8 responses to “Buns on Bikes, or, the Day My Daughter Turned Into a Budweiser Clydesdale

  1. Thanks for writing the ROT post I could have only dreamed of writing (without the addition of a Budweiser Clydesdale, of course!). Personally, I find this particular expression of masculine energy quite confusing. Doesn’t interest me in the least…

  2. Wow! Awesome green sea turtle pancakes! They’re beautiful. What’s your recipe?

    Tree Frog

  3. Epiphony,

    yeah, but bikinis and chaps . . . wait a minute, haven’t I seen that combo on Leslie?

    Tree Frog,

    1/2 cup white flour, 1/2 cup whole wheat/cornmeal mix, 2-3 tablespoons green protein powder, 1/2 teaspoon salt, 2 teaspoons baking powder, 1 tablespoon sugar or something sweet, 1 egg, 2/3-3/4 cup milk, and 4-5 drops green food coloring. Shape like Kemp’s Ridley Sea Turtles, smother in butter and applesauce and enjoy!

  4. Cool! Thanks, Blue.

  5. Fresh Loquats

    i wuv you! vroom vroom! by the way, rocky came over and made white bean-clove-sunflower seed-protein powder-lemonade soup yesterday. it was a smash.

    rocky and yer wifelet knocked on the door just after my vigorous friend autumn (see photos on Fresh Loquats) came over. making soup is the only way autumn truly fulfills her creative ambitions.

    when they left, rocky said, “goodbye, autumn. it was very nice meeting you and playing with you.”
    um…is she three yet?

    the family should stop by more often.

  6. Will do, Abacus.

    Oh, and I can’t help but notice, the more I look at it – that woman in the little blue outfit straddling the blue bike?

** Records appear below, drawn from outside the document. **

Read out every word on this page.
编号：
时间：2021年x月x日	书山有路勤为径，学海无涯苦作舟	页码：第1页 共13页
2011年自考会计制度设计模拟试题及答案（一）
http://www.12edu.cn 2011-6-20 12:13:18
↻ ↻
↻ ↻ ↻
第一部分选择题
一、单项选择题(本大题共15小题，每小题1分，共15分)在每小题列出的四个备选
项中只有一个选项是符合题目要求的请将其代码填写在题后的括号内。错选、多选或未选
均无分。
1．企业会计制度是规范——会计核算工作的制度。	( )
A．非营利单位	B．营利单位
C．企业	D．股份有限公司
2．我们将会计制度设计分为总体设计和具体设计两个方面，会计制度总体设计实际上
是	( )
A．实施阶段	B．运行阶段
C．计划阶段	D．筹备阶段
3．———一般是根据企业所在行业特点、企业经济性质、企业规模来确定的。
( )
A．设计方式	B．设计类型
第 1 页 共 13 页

Is it just me, or is that TOTALLY hot? And she likes blue . . .

  7. Blue! Please do your readers elsewhere the excellent service of making a post about Leslie! I would love to see you apply your razor-sharp wit to said humanoid.

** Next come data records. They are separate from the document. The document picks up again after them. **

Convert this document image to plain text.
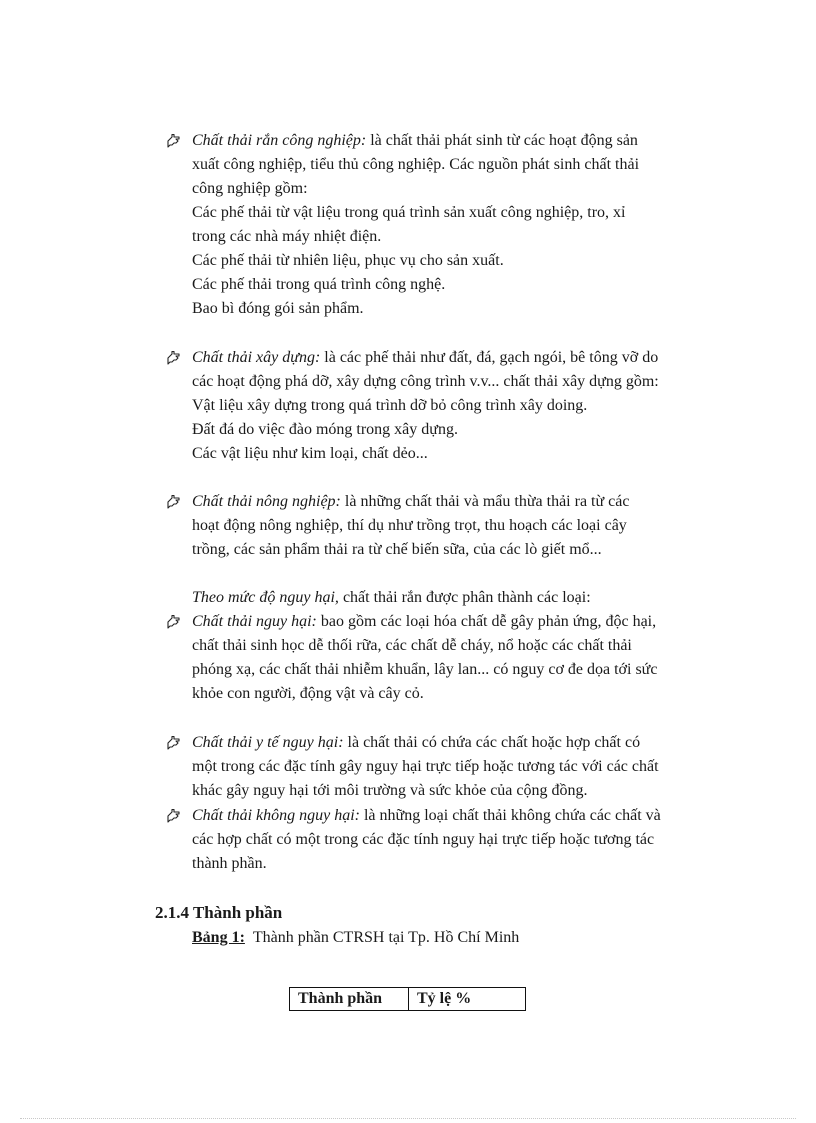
Chất thải rắn công nghiệp: là chất thải phát sinh từ các hoạt động sản
xuất công nghiệp, tiểu thủ công nghiệp. Các nguồn phát sinh chất thải
công nghiệp gồm:
Các phế thải từ vật liệu trong quá trình sản xuất công nghiệp, tro, xỉ
trong các nhà máy nhiệt điện.
Các phế thải từ nhiên liệu, phục vụ cho sản xuất.
Các phế thải trong quá trình công nghệ.
Bao bì đóng gói sản phẩm.
Chất thải xây dựng: là các phế thải như đất, đá, gạch ngói, bê tông vỡ do
các hoạt động phá dỡ, xây dựng công trình v.v... chất thải xây dựng gồm:
Vật liệu xây dựng trong quá trình dỡ bỏ công trình xây doing.
Đất đá do việc đào móng trong xây dựng.
Các vật liệu như kim loại, chất dẻo...
Chất thải nông nghiệp: là những chất thải và mẩu thừa thải ra từ các
hoạt động nông nghiệp, thí dụ như trồng trọt, thu hoạch các loại cây
trồng, các sản phẩm thải ra từ chế biến sữa, của các lò giết mổ...
Theo mức độ nguy hại, chất thải rắn được phân thành các loại:
Chất thải nguy hại: bao gồm các loại hóa chất dễ gây phản ứng, độc hại,
chất thải sinh học dễ thối rữa, các chất dễ cháy, nổ hoặc các chất thải
phóng xạ, các chất thải nhiễm khuẩn, lây lan... có nguy cơ đe dọa tới sức
khỏe con người, động vật và cây cỏ.
Chất thải y tế nguy hại: là chất thải có chứa các chất hoặc hợp chất có
một trong các đặc tính gây nguy hại trực tiếp hoặc tương tác với các chất
khác gây nguy hại tới môi trường và sức khỏe của cộng đồng.
Chất thải không nguy hại: là những loại chất thải không chứa các chất và
các hợp chất có một trong các đặc tính nguy hại trực tiếp hoặc tương tác
thành phần.
2.1.4 Thành phần
Bảng 1: Thành phần CTRSH tại Tp. Hồ Chí Minh
Thành phần	Tỷ lệ %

    A few years back, Leslie was living in someone’s condemned house out in Westlake, where I work, and my bosses would occasionally see him trudging down Bee Caves Road. We decided that “Keep Westlake Weird” just didn’t seem to have a good ring to it. 😉

  8. Leslie is definitely worth writing up. Maybe someday I’ll take on the task.

    For those of you outside the Austin sphere, Leslie is a famously brazen Austin “homeless” transvestite (do I have it right, fellow Austinites?) who sports such outfits as sequined tube tops, thong underwear and high heel shoes. Nothing else. All around town. Clutching a short-handled purse to his bosom. There’s even a magnetic “dress Leslie” fridge-doll set you can get at the indie coffee shops.